«Медицина, как и театр, начинается с вешалки»: руководитель службы «Ясное утро» о качестве помощи


Настоящий материал (информация) произведен, распространен и (или) направлен иностранным агентом Благотворительным фондом развития филантропии, либо касается деятельности иностранного агента Благотворительного фонда развития филантропии

Служба «Ясное утро» занимается психологической поддержкой людей с онкологическими заболеваниями и их родственников. Позвонив на круглосуточную линию 8-800-100-0191, можно поговорить не только с профессиональным психологом, но и с юристом по медицинскому праву, а при желании и со священником.

За первую неделю января на телефон службы поступило 609 звонков. Прежде всего это звонки от нуждающихся в психологической поддержке – из-за того, что большинство других горячих линий на праздники не работают, на «Ясное утро» приходится бОльшая, чем обычно, нагрузка от не онкологических, но находящихся в кризисе абонентов, которым больше некуда обратиться. Больше обычного обращались с вопросами о смысле жизни и смысле болезни. Как и каждый год в это время, увеличились обращения родственников паллиативных больных, которым нужна срочная помощь с обезболиванием или устройством в хоспис – 47 обращений.

«Филантроп» поговорил с Ольгой Гольдман, руководителем службы «Ясное утро», о том, как пациентам общаться с врачами и почему праздники — самое сложное время для тяжелобольных людей.

Ольга Гольдман

— На эти праздники у вас больше 600 обращений.

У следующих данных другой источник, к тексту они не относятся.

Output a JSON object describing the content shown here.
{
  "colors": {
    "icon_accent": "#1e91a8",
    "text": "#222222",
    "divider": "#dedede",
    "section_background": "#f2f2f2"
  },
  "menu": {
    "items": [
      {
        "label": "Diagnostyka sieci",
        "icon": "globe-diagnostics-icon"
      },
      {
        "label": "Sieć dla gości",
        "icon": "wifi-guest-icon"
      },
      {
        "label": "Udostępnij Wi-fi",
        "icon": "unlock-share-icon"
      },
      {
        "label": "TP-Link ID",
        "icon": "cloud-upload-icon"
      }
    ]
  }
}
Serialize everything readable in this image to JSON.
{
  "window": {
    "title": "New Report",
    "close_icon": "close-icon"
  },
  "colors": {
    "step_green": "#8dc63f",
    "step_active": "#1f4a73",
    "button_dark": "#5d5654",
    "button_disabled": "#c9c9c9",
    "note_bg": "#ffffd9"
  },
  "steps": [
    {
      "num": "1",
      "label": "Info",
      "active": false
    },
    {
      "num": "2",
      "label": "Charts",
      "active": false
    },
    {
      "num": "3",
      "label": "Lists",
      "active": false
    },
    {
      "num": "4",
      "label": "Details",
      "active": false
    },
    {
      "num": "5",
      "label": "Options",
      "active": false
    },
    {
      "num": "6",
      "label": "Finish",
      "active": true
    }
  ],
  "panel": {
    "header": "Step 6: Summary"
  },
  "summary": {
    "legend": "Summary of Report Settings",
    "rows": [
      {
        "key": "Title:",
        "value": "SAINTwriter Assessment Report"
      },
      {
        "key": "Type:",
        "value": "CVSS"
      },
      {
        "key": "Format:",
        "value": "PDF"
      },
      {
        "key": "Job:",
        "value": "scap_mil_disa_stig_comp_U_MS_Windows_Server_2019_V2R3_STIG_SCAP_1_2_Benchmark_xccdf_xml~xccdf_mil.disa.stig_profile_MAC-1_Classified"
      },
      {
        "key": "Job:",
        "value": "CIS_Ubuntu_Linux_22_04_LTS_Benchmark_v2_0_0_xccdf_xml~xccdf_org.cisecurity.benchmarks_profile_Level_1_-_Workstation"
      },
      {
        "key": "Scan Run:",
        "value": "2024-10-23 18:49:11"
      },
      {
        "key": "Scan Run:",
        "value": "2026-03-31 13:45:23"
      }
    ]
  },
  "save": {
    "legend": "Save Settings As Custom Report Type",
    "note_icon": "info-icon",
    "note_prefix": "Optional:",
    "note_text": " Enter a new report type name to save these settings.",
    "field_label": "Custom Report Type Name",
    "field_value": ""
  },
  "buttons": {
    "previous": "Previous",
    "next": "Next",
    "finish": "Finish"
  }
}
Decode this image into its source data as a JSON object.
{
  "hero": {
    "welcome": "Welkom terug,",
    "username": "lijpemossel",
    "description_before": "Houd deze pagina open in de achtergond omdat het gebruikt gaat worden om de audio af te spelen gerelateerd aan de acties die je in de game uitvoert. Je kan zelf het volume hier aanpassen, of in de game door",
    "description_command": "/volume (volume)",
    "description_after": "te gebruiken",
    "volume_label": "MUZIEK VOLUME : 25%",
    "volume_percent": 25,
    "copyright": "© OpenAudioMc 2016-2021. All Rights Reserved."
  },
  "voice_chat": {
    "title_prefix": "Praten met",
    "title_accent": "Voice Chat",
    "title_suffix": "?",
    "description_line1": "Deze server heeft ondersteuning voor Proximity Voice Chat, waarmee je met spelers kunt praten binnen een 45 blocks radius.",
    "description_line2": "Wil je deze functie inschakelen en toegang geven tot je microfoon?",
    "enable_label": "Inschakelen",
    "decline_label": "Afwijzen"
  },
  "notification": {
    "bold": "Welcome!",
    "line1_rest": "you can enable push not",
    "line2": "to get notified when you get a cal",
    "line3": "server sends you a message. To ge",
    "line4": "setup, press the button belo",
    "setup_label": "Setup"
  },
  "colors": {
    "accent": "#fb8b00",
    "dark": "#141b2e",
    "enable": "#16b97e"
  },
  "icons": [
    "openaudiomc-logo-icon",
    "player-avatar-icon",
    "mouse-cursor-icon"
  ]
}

Правда, что выходные и праздничные дни самое сложное время для тежелобольных людей?

— Самые сложные звонки  — и психологически, и юридически — приходят во время праздников. Для нас первая неделя января и первая неделя мая – самое сложное время. Потому что у человека меньше возможностей куда-то позвонить и запросить помощь, потому то ничего не работает, и часто максимум того, что мы можем, — это побыть с ними на телефоне.

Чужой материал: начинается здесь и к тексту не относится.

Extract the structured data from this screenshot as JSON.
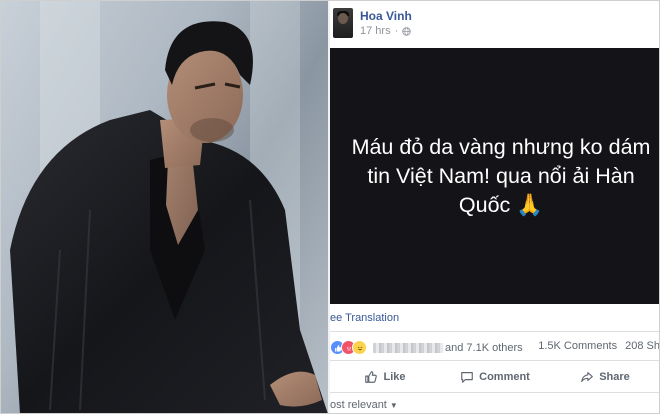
{
  "post": {
    "author": "Hoa Vinh",
    "time": "17 hrs",
    "text": "Máu đỏ da vàng nhưng ko dám tin Việt Nam! qua nổi ải Hàn Quốc 🙏",
    "see_translation": "ee Translation"
  },
  "reactions": {
    "others": "and 7.1K others"
  },
  "counts": {
    "comments": "1.5K Comments",
    "shares": "208 Sh"
  },
  "actions": {
    "like": "Like",
    "comment": "Comment",
    "share": "Share"
  },
  "sort": {
    "label": "ost relevant"
  },
  "colors": {
    "link_blue": "#385898",
    "post_background": "#131318",
    "muted_gray": "#606770"
  }
}
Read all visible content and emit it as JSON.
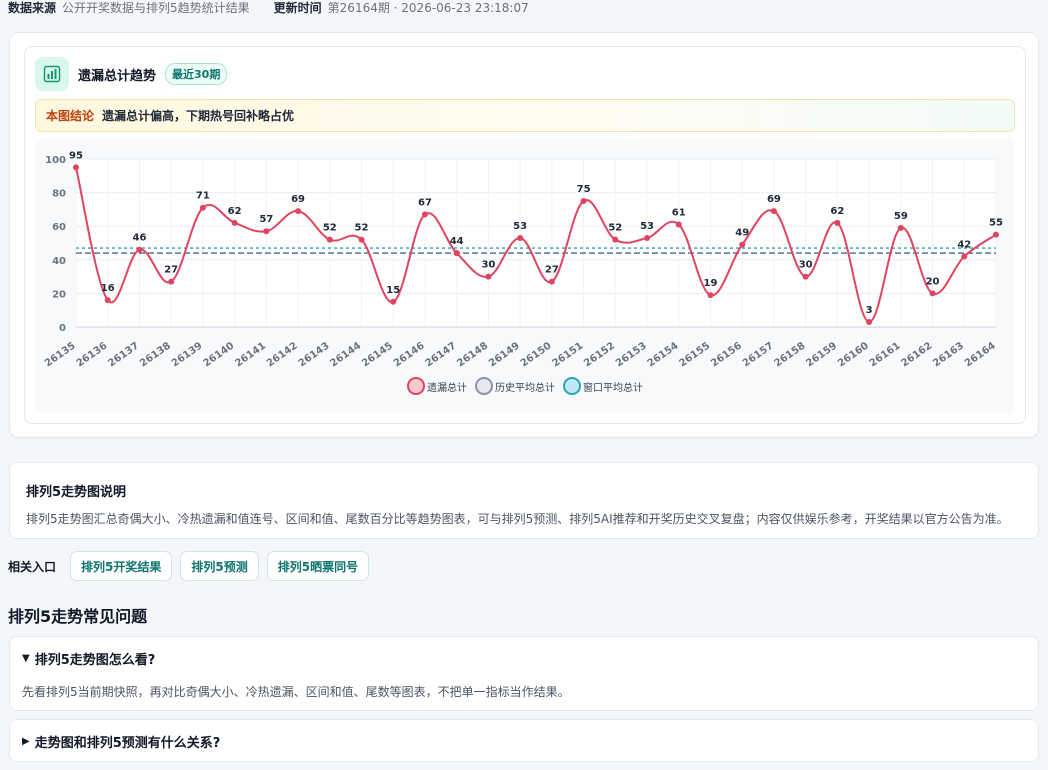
{
  "meta": {
    "source_label": "数据来源",
    "source_value": "公开开奖数据与排列5趋势统计结果",
    "updated_label": "更新时间",
    "updated_value": "第26164期 · 2026-06-23 23:18:07"
  },
  "chart_card": {
    "icon": "bar-chart-icon",
    "title": "遗漏总计趋势",
    "badge": "最近30期",
    "conclusion_tag": "本图结论",
    "conclusion_text": "遗漏总计偏高，下期热号回补略占优"
  },
  "chart_data": {
    "type": "line",
    "title": "",
    "xlabel": "",
    "ylabel": "",
    "ylim": [
      0,
      100
    ],
    "yticks": [
      0,
      20,
      40,
      60,
      80,
      100
    ],
    "grid": true,
    "legend_position": "bottom-center",
    "x": [
      "26135",
      "26136",
      "26137",
      "26138",
      "26139",
      "26140",
      "26141",
      "26142",
      "26143",
      "26144",
      "26145",
      "26146",
      "26147",
      "26148",
      "26149",
      "26150",
      "26151",
      "26152",
      "26153",
      "26154",
      "26155",
      "26156",
      "26157",
      "26158",
      "26159",
      "26160",
      "26161",
      "26162",
      "26163",
      "26164"
    ],
    "series": [
      {
        "name": "遗漏总计",
        "values": [
          95,
          16,
          46,
          27,
          71,
          62,
          57,
          69,
          52,
          52,
          15,
          67,
          44,
          30,
          53,
          27,
          75,
          52,
          53,
          61,
          19,
          49,
          69,
          30,
          62,
          3,
          59,
          20,
          42,
          55
        ],
        "color": "#e0445f"
      },
      {
        "name": "历史平均总计",
        "value": 44,
        "color": "#4b6a8b"
      },
      {
        "name": "窗口平均总计",
        "value": 47,
        "color": "#2aa3b8"
      }
    ]
  },
  "description": {
    "title": "排列5走势图说明",
    "body": "排列5走势图汇总奇偶大小、冷热遗漏和值连号、区间和值、尾数百分比等趋势图表，可与排列5预测、排列5AI推荐和开奖历史交叉复盘；内容仅供娱乐参考，开奖结果以官方公告为准。"
  },
  "related": {
    "label": "相关入口",
    "links": [
      "排列5开奖结果",
      "排列5预测",
      "排列5晒票同号"
    ]
  },
  "faq": {
    "heading": "排列5走势常见问题",
    "items": [
      {
        "marker": "▼",
        "q": "排列5走势图怎么看?",
        "a": "先看排列5当前期快照，再对比奇偶大小、冷热遗漏、区间和值、尾数等图表，不把单一指标当作结果。"
      },
      {
        "marker": "▶",
        "q": "走势图和排列5预测有什么关系?"
      }
    ]
  }
}
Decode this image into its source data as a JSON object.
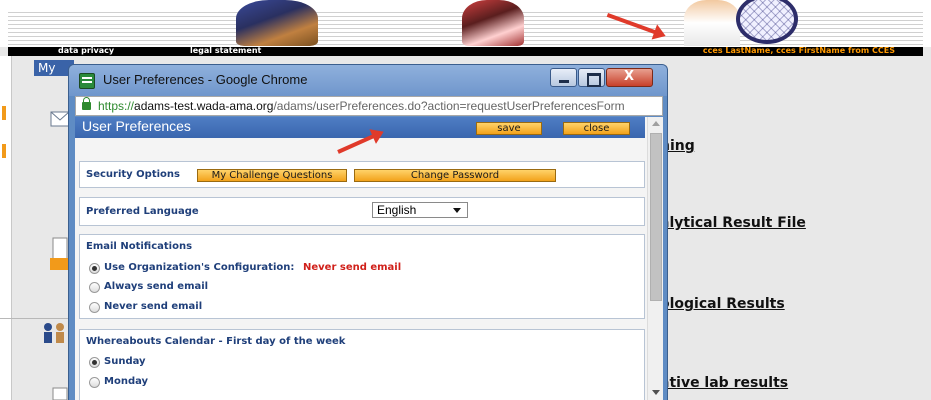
{
  "site": {
    "links": {
      "privacy": "data privacy",
      "legal": "legal statement"
    },
    "user_info": "cces LastName, cces FirstName from CCES",
    "tab_label": "My",
    "menu_links": [
      "hing",
      "alytical Result File",
      "ological Results",
      "ative lab results"
    ]
  },
  "browser": {
    "window_title": "User Preferences - Google Chrome",
    "url_scheme": "https://",
    "url_host": "adams-test.wada-ama.org",
    "url_path": "/adams/userPreferences.do?action=requestUserPreferencesForm"
  },
  "preferences": {
    "title": "User Preferences",
    "save_label": "save",
    "close_label": "close",
    "security": {
      "label": "Security Options",
      "challenge_label": "My Challenge Questions",
      "password_label": "Change Password"
    },
    "language": {
      "label": "Preferred Language",
      "value": "English"
    },
    "email": {
      "label": "Email Notifications",
      "option_org": "Use Organization's Configuration:",
      "option_org_value": "Never send email",
      "option_always": "Always send email",
      "option_never": "Never send email"
    },
    "week": {
      "label": "Whereabouts Calendar - First day of the week",
      "option_sunday": "Sunday",
      "option_monday": "Monday"
    }
  },
  "colors": {
    "accent": "#3a66ae",
    "button": "#f2a21a",
    "annotation_arrow": "#e03a2a",
    "warning_text": "#d0201a",
    "user_info_text": "#ff9900"
  }
}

Мы всегда заранее договариваемся, кто будет дежурить в новогоднюю ночь.  И есть два противоположных мнения у консультантов. Одни говорят: «Нет, ни за что, потому что это семейное время», а другие: «Давай-давай», потому что это самое сложное время. И за счет того, что у нас работает много разных людей с разными обстоятельствами  и возможностями, мы решаем эту проблему. Но всегда интересно, потому что некоторые наоборот готовы работать на телефоне именно в новый год, потому что это такое специальное время, когда людей что-то объединяет.

— А с какими запросами чаще всего звонят люди?

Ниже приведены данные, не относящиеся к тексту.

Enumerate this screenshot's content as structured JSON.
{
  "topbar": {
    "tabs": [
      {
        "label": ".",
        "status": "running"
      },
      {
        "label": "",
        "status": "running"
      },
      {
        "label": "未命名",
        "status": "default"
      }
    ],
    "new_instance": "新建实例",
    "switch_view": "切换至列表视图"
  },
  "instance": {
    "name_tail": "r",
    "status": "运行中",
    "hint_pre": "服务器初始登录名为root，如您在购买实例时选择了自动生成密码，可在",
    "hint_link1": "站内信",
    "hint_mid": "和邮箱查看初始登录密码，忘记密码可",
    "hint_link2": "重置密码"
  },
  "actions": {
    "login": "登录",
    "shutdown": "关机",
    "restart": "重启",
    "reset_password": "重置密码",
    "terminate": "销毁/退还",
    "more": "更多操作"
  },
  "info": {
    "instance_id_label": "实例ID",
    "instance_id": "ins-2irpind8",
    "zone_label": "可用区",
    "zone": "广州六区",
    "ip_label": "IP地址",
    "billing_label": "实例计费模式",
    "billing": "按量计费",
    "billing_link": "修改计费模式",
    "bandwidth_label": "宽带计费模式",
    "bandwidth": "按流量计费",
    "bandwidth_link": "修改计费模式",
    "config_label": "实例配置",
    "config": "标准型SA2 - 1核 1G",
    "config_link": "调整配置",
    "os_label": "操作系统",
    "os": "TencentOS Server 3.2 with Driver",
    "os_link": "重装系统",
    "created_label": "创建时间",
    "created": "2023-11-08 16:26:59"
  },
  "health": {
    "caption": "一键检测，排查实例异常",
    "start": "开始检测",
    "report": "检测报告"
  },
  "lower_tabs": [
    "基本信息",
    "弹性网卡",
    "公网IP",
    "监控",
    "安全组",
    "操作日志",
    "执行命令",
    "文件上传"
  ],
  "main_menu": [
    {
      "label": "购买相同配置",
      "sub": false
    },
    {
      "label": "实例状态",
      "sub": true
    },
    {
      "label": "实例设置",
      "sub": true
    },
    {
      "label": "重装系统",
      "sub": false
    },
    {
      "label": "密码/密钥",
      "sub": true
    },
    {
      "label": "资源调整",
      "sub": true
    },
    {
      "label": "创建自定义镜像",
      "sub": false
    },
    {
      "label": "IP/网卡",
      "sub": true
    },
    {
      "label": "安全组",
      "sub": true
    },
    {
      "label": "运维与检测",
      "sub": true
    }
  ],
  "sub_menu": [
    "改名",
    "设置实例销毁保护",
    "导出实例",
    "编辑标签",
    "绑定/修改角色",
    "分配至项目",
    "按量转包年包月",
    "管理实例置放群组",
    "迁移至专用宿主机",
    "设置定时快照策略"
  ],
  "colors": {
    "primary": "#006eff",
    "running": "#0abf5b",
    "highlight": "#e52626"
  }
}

В прошлом году у нас порядка 43% обращений именно за психологической помощью. А в позапрошлом году таких обращений было около 60%. Так как доступность онкологической помощи ухудшается, люди чаще обращаются к нам по всевозможным информационным вопросам. Например, каждый день около 5-7 человек звонит с вопросами по обезболиванию. У нас в 2016 году очень резко упало количество психологических запросов.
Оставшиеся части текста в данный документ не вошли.